Duymayan kalmadığı için üçüncü gebeliğimi buraya yazmakta bir mahsur görmüyorum. Şimdi gelelim asıl meseleye. Gebeliğin ilk aylarında bu durumdan haberdar olan insanların gösterdikleri farklı tepkiler bu konuyu düşünmeme neden oldu. Kardeşler arası ideal yaş aralığı, kıskançlık baş edilemez bir problem mi? Bir kız bir de erkek evladın varsa üçüncü gereksiz mi? Aslında karşıma en sık çıkan soru bu. Sırayla gidelim de bazı insanlara aykırı gelen düşüncelerimi açıkça anlatayım.
        Kardeşler arası ideal yaş aralığı kaç olmalı. Çocuklarla ilgili konularda benim ilk danıştığım kendi çocukluğumdur. Her olayı her ayrıntıyı çok net hatırlarım. Hangi davranış kalbime dokundu? Hangi söz beni havalara uçurdu? Bunları hatırlar ve ona göre davranmaya çalışırım. Arasında birer yaş olan 3 kardeşin üçüncüsüydüm. Evde çok güzel vakit geçirirdik. Çeşit çeşit oyunlar oynardık. Özellikle benden 1 yaş büyük olan ablam benim için Allah'ın  en büyük hediyesiydi. Düşünsenize hem ablalık görevleri onda, hem de harika bir oyun arkadaşı. Bir çocuk başka ne ister. Kış aylarında dışarı çıkamadığımız zamanlar, onun kıymetini daha iyi anlardım. Diğer arkadaşlarımın evde canı sıkılır ama bizim evde hergün parti. Velhasıl yaş aralığının az olması çocuk için daha iyi oluyor diye düşünüyorum. Günümüzde ikinci çocuğu düşünürken kardeş kıskançlığından endişe ediliyor. Yaş farkı arttıkça, kıskançlıkla başetmek de zorlaşıyor. Anne açısından düşününce evet biraz zor. İki küçük bebekle dışarı çıkmak imkansız. Eğer bir yardımcınız yoksa tabi. Bazen bezden, biberonlardan, mama sandalyesi kalabalığından, puset bebek arabası gibi şeylerden hiç kurtullamayacakmışsın gibi gelir. Ama bir de bakmışsın ki küçük ablasının peşinden abbaaa abbaaa diye gezinmeye başlıyor. Birlikte oynamayı öğreniyorlar. Sabahları ağlama sesiyle değil de abla kardeşin konuşma sesleriyle uyanmaya başlıyorsun. İşte o zaman çektiklerim boşa değildi diyor insan
         Gelelim kardeş sayısı meselesine.
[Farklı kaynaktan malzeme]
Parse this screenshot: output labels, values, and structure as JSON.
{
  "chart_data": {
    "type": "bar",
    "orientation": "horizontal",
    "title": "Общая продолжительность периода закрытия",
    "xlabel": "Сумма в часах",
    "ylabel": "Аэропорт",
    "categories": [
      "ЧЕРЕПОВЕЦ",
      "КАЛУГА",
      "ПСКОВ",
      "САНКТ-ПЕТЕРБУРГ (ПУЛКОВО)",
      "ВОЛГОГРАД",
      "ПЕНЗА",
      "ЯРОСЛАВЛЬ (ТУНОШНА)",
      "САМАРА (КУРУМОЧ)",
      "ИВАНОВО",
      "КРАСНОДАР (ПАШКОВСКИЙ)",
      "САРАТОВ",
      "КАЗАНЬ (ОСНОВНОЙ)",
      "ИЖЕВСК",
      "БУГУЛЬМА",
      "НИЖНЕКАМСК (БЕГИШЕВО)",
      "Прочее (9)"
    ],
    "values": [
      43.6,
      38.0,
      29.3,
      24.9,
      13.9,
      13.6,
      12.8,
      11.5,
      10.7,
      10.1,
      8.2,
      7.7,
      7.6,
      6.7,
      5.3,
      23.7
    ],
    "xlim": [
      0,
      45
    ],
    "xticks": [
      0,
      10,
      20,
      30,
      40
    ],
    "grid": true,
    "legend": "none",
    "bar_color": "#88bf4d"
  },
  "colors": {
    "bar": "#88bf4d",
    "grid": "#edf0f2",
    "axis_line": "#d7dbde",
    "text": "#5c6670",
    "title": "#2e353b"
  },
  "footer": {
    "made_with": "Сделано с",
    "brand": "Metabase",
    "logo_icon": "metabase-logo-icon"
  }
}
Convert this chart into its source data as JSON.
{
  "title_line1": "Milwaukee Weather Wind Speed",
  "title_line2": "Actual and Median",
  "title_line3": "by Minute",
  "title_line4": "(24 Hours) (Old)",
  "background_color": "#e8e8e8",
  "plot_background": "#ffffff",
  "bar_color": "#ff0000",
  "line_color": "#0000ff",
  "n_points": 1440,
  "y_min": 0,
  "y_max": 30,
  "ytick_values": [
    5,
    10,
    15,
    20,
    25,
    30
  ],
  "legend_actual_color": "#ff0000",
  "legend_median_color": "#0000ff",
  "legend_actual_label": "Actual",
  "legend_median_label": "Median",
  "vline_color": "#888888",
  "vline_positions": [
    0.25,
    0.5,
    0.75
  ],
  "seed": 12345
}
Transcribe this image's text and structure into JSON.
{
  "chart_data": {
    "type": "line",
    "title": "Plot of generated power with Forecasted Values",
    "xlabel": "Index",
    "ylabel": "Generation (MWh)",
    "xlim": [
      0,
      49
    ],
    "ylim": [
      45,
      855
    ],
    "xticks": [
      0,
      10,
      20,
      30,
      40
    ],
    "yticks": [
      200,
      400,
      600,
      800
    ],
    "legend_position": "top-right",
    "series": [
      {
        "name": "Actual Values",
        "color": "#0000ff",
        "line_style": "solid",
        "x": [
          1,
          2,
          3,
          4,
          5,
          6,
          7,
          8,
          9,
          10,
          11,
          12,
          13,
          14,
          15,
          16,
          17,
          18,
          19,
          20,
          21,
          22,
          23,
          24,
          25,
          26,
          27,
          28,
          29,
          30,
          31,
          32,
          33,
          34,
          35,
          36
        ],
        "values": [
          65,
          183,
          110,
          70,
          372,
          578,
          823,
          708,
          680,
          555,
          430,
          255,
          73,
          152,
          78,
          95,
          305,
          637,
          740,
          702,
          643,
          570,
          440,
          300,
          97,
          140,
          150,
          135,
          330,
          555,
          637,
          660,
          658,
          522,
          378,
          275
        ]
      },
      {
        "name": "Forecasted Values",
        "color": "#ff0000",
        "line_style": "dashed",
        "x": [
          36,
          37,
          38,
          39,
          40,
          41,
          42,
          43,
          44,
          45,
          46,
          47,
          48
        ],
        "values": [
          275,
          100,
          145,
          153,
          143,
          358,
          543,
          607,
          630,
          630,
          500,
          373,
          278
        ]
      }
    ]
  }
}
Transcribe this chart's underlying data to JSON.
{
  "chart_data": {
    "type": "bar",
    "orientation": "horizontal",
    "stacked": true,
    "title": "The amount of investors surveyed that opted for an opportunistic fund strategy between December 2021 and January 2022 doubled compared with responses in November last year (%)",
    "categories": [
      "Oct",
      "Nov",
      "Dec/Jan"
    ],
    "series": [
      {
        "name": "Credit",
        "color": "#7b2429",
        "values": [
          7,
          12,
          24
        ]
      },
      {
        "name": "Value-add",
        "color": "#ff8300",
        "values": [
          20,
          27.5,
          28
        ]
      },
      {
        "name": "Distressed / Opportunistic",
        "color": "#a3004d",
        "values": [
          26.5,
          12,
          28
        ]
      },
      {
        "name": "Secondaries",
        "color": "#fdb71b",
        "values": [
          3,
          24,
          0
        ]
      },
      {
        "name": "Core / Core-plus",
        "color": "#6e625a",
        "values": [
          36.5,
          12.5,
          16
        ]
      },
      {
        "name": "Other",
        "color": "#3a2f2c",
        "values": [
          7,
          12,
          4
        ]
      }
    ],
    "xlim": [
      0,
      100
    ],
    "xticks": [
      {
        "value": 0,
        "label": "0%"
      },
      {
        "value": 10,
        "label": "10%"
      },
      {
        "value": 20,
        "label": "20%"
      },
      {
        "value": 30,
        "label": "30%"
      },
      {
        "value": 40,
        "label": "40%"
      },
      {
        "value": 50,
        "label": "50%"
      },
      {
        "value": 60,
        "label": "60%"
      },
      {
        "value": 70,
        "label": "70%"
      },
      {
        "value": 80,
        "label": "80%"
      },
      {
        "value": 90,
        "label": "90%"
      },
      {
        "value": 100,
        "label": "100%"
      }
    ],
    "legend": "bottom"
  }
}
Bizim nesil genelde 3-4 kardeş. Şimdi tek çocuk veya 2 çocuklu bir nesil geliyor. Çok kardeşli olanlar, onların olmadığını bir düşünün. Mesela ben ablam olmadan nasıl birisi olurdum bilemiyorum. Evde canı sıkılan, mutsuz, agresif bir çocuk olurdum herhalde. O kadar enerjiyi boşaltacak alan olmayınca zaten yaramaz bir çocuk olan  ben kardeşsiz halimi düşünemiyorum. Şimdi çocukların önünde bir sepet oyuncağı boşaltıp onlarla oynaması bekleniyor. Daha oyun oynamayı bilmeyen çocuklardan. Sonra akşama kadar hareket etmeyen enerjisini harcamamış çocuktan öğlen uykusu veya gece uzun ve deliksiz bir uyku bekleniyor. Çocuk televizyonda gördüğü şiddet sahnesinden etkilenip korkuyor, koca bebek oluyor, naz yaptı oluyor. Anne baba haber izlerken çocuğun da televizyon izlediğinden habersiz çünkü. Oyun oynuyor gibi gözüküyor zira. Dış dünyadan uzak, steril bir ortamda büyüyor. Bağışıklığı gelişmiyor, allerjik bir bünyeye sahip oluyor. Bu devirde çocuk büyütmek zor oluyor. Çocuk hastalandıkça insanlardan daha uzak tutuluyor. Ebeveyninden başka insan görmüyor. Asosyal oluyor. Toplum önünde konuşmayı, nasıl davranılmasını gerektiğini öğrenemiyor. Kardeş olunca evde bitmeyen bir şamata ve oyun oluyor. Bazen abla antrenör olup kardeşini koşturuyor. Bazen kardeş polis olup ablayı yakalıyor. Oyuncak kavgası çıkıyor. Mücadele etmeyi, anlaşmayı, paylaşmayı öğreniyorlar. Aynı odayı paylaşıyorlar, birbirine destek olmayı öğreniyorlar. Kardeşinin canı yandığında ilk koşan oluyor, merhamet etmeyi öğreniyorlar. Başka çocukların yanında birbirlerine destek oluyorlar. Kardeşliğin önemini, sevgiyi öğreniyorlar. Kardeş eşi benzeri olmayan bir nimet. Ve ben çocuklarımı bu nimetten mahrum etmek istemiyorum. Mutlu bir çocukluk yaşasınlar diye.